Ten ELCA representatives attended the International AIDS conference, the primary meeting for those working in the field of HIV and AIDS that included policy makers, people living with the virus, and others who have dedicated their lives to building a strategic response. About 25,000 participants from 200 countries attended the conference, including representatives from The Lutheran World Federation, a global communion of 145 churches in 79 countries worldwide. The ELCA is the federation’s only church member from the United States.
The HIV and AIDS crisis has claimed the lives of nearly 30 million people worldwide. The goals of the ELCA Strategy on HIV and AIDS include efforts to help halt the spread of HIV, reduce the conditions of poverty that contribute to the spread, and eliminate the stigma and discrimination experienced by those who are HIV-positive.
“I’m actually quite pleased and proud to be part of our church,” said Sarah Dreier, program director of international policy and advocacy for ELCA churchwide ministries.
In 2009 the ELCA Church Council adopted the ELCA Strategy on HIV and AIDS, encouraging ELCA congregations, synods and church-related social ministry organizations to welcome, support, and advocate with individuals living with and affected by HIV and AIDS in their communities.
More information at www.ELCA.org/Our-Faith-In-Action/Justice/Poverty-Ministries/HIV-and-AIDS/About-the-Strategy.aspx.
ELCA leaders support Christian leaders’ call for immigration reform
Three top leaders of the ELCA strongly support a recent statement by ecumenical Christian leaders who are calling for a bipartisan solution to U.S. immigration reform.
In a July 2 response, ELCA leaders said that the “Evangelical Statement of Principles for Immigration Reform” echoes some of the ELCA’s own principles, such as respecting the God-given dignity of every person, upholding family unity, and establishing a pathway to legal status and citizenship for undocumented immigrants.
The ELCA has a long-standing commitment to calling for comprehensive federal immigration reform and support for the DREAM Act — legislation that would provide a path for citizenship for undocumented immigrant youth.
“Working with our evangelical brothers and sisters on behalf of immigrants and refugees is a witness to Christian unity, enacted in service to our neighbors,” said the Rev.

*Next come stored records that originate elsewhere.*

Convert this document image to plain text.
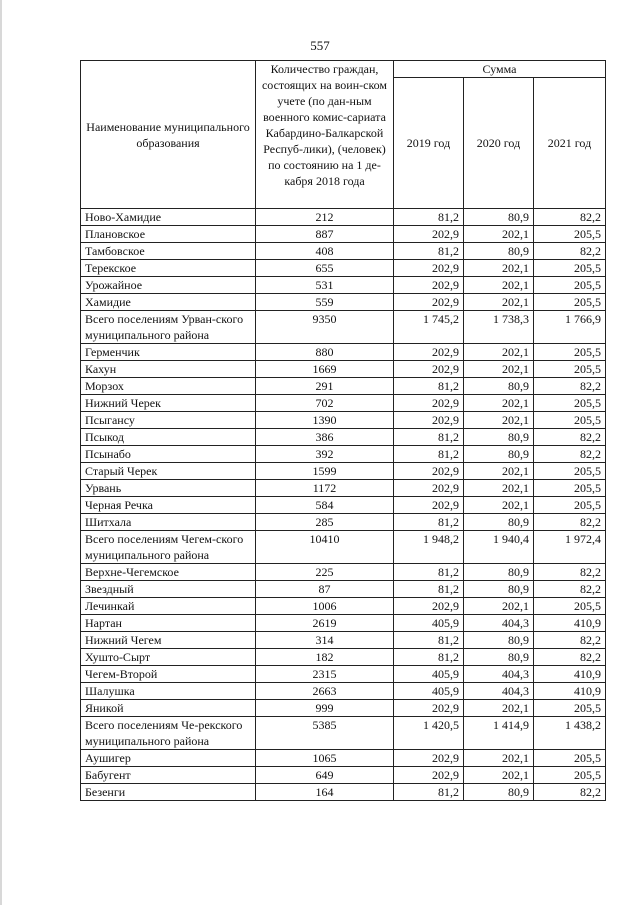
557
Наименование муниципального образования	Количество граждан, состоящих на воин-ском учете (по дан-ным военного комис-сариата Кабардино-Балкарской Респуб-лики), (человек) по состоянию на 1 де-кабря 2018 года	Сумма		
		2019 год	2020 год	2021 год
Ново-Хамидие	212	81,2	80,9	82,2
Плановское	887	202,9	202,1	205,5
Тамбовское	408	81,2	80,9	82,2
Терекское	655	202,9	202,1	205,5
Урожайное	531	202,9	202,1	205,5
Хамидие	559	202,9	202,1	205,5
Всего поселениям Урван-ского муниципального района	9350	1 745,2	1 738,3	1 766,9
Герменчик	880	202,9	202,1	205,5
Кахун	1669	202,9	202,1	205,5
Морзох	291	81,2	80,9	82,2
Нижний Черек	702	202,9	202,1	205,5
Псыгансу	1390	202,9	202,1	205,5
Псыкод	386	81,2	80,9	82,2
Псынабо	392	81,2	80,9	82,2
Старый Черек	1599	202,9	202,1	205,5
Урвань	1172	202,9	202,1	205,5
Черная Речка	584	202,9	202,1	205,5
Шитхала	285	81,2	80,9	82,2
Всего поселениям Чегем-ского муниципального района	10410	1 948,2	1 940,4	1 972,4
Верхне-Чегемское	225	81,2	80,9	82,2
Звездный	87	81,2	80,9	82,2
Лечинкай	1006	202,9	202,1	205,5
Нартан	2619	405,9	404,3	410,9
Нижний Чегем	314	81,2	80,9	82,2
Хушто-Сырт	182	81,2	80,9	82,2
Чегем-Второй	2315	405,9	404,3	410,9
Шалушка	2663	405,9	404,3	410,9
Яникой	999	202,9	202,1	205,5
Всего поселениям Че-рекского муниципального района	5385	1 420,5	1 414,9	1 438,2
Аушигер	1065	202,9	202,1	205,5
Бабугент	649	202,9	202,1	205,5
Безенги	164	81,2	80,9	82,2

Jessica Crist, chair of the ELCA Conference of Bishops and bishop of the ELCA Montana Synod.
Crist, along with the Rev. Mark S. Hanson, ELCA presiding bishop, and the Rev. H. Julian Gordy, bishop of the ELCA Southeastern Synod, Atlanta, and chair of the ELCA Conference of Bishops’ Task Force on Immigration, wrote the July 2 response directed to Steven Bauman, president and CEO of World Relief, and Leith Anderson, president of the National Association of Evangelicals. Bauman and Anderson are two signatories of the statement of principles.
Along with the religious community, the ELCA “will continue to call on Congress and the administration to work together to pass into law federal immigration reform that recognizes that our nation has achieved greatness due to the resilience, labor, intellect and faith of the immigrants who join our communities in the United States.”
The 2011 ELCA Churchwide Assembly approved a resolution that calls this church, in partnership with Lutheran Immigration and Refugee Service, to continue to advocate for immigration reform.
ELCA congregations provide critical services to migrant populations, spread the word of welcome, and advocate for fair and humane immigration reform.